The decision had an immediate impact. Following the district court’s order in July, the State Department canceled its standing monthly meeting with Facebook officials on election prep, The Washington Post reported.

But on Friday, the three-judge panel of the Fifth Circuit Court of Appeals said that injunction was too broad. The panel narrowed the federal offices and agencies it could apply to and limited it in scope.

At the same time, the appeals court concluded that the White House, the Surgeon General’s office and the Federal Bureau of Investigation likely violated the First Amendment by coercing social media platforms into moderating posts on their sites. It also said the Centers for Disease Control and Prevention likely violated the First Amendment, though its actions were “not plainly coercive.”

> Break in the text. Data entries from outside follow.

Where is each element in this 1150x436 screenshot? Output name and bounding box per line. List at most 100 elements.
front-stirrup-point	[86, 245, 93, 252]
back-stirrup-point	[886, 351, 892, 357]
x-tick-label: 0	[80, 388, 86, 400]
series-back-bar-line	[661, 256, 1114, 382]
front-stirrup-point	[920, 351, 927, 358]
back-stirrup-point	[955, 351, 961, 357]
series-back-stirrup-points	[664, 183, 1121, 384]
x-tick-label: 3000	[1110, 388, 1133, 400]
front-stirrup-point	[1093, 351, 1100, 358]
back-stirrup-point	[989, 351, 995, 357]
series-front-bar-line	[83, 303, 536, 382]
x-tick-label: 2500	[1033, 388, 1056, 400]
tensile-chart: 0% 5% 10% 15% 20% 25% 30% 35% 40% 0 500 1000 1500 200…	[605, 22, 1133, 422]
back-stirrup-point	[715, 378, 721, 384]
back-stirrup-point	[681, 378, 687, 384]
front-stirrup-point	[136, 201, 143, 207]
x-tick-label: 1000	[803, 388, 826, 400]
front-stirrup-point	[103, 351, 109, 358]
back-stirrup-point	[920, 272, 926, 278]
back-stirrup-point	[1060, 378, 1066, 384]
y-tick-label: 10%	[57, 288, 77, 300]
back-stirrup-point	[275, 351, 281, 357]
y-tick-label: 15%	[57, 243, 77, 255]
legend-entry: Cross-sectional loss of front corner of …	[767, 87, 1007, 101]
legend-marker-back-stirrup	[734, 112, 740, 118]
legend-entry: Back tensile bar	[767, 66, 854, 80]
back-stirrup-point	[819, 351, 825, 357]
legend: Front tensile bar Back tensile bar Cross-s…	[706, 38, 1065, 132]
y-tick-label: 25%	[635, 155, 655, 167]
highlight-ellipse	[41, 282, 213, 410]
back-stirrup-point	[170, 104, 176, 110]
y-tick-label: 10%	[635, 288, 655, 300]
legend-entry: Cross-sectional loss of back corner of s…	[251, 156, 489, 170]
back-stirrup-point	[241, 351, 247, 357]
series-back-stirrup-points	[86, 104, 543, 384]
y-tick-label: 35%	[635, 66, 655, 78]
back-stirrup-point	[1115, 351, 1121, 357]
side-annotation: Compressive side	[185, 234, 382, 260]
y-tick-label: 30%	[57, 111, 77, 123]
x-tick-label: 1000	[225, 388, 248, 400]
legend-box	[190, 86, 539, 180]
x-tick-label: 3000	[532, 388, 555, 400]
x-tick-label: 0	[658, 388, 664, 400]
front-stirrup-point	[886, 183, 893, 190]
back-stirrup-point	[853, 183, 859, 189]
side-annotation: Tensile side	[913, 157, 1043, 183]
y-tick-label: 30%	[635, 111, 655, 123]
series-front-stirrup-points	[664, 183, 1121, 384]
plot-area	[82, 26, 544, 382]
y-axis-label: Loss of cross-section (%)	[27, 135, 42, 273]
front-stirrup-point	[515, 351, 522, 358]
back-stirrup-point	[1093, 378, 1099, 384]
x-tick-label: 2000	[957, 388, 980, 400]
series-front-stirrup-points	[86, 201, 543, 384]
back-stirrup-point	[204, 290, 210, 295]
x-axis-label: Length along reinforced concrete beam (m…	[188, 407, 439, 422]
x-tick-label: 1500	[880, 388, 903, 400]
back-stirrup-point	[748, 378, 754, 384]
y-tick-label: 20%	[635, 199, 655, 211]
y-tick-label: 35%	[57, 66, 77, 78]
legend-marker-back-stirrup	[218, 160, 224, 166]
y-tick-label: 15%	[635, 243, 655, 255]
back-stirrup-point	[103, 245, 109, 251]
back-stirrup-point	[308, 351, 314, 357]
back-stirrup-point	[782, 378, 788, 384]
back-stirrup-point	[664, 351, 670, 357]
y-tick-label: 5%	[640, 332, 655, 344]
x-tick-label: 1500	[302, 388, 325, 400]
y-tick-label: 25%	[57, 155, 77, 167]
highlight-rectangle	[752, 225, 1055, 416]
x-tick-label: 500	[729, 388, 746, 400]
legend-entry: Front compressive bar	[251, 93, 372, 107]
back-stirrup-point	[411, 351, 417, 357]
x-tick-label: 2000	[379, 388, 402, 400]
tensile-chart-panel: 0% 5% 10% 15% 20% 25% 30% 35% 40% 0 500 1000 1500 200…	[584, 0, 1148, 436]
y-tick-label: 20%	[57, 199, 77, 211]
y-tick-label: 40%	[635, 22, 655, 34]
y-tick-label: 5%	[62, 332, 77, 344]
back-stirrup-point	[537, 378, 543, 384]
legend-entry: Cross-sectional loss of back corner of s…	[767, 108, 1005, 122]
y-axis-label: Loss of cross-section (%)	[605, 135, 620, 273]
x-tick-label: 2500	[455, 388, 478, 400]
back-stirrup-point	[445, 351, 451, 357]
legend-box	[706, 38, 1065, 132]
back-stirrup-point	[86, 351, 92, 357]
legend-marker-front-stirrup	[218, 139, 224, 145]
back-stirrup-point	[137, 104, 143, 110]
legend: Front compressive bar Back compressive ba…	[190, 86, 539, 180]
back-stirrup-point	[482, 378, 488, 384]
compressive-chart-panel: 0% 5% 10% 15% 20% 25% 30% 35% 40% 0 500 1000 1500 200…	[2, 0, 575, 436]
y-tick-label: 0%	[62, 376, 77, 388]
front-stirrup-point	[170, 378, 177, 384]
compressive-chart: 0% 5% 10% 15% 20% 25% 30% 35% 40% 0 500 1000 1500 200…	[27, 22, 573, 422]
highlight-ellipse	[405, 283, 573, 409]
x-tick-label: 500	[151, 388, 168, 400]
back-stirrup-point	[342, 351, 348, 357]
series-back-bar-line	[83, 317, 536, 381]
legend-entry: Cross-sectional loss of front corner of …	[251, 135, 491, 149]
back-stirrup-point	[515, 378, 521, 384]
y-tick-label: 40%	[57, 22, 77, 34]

The appeals court decision means that some federal agencies — the State Department, Cybersecurity and Infrastructure Security Agency and National Institute of Allergy and Infectious Diseases — will not be subject to the injunction. But the offices found to have likely violated the First Amendment will still be subject to a more limited version of the order.

The appeals court vacated nine of the 10 prohibitions Doughty set out in the initial injunction. The one that remained is now modified “to exclusively target illegal conduct and provide the officials with additional guidance or instruction on what behavior is prohibited.” That’s intended to prevent the action from capturing “otherwise legal speech.”

According to the appeals court’s modification, the agencies still subject to the injunction are forbidden from taking actions “formal or informal, directly or indirectly, to coerce or significantly encourage social-media companies to remove, delete, suppress, or reduce, including through altering their algorithms, posted social-media content containing protected free speech.”

The White House, Surgeon General’s office, FBI and CDC did not immediately respond to requests for comment.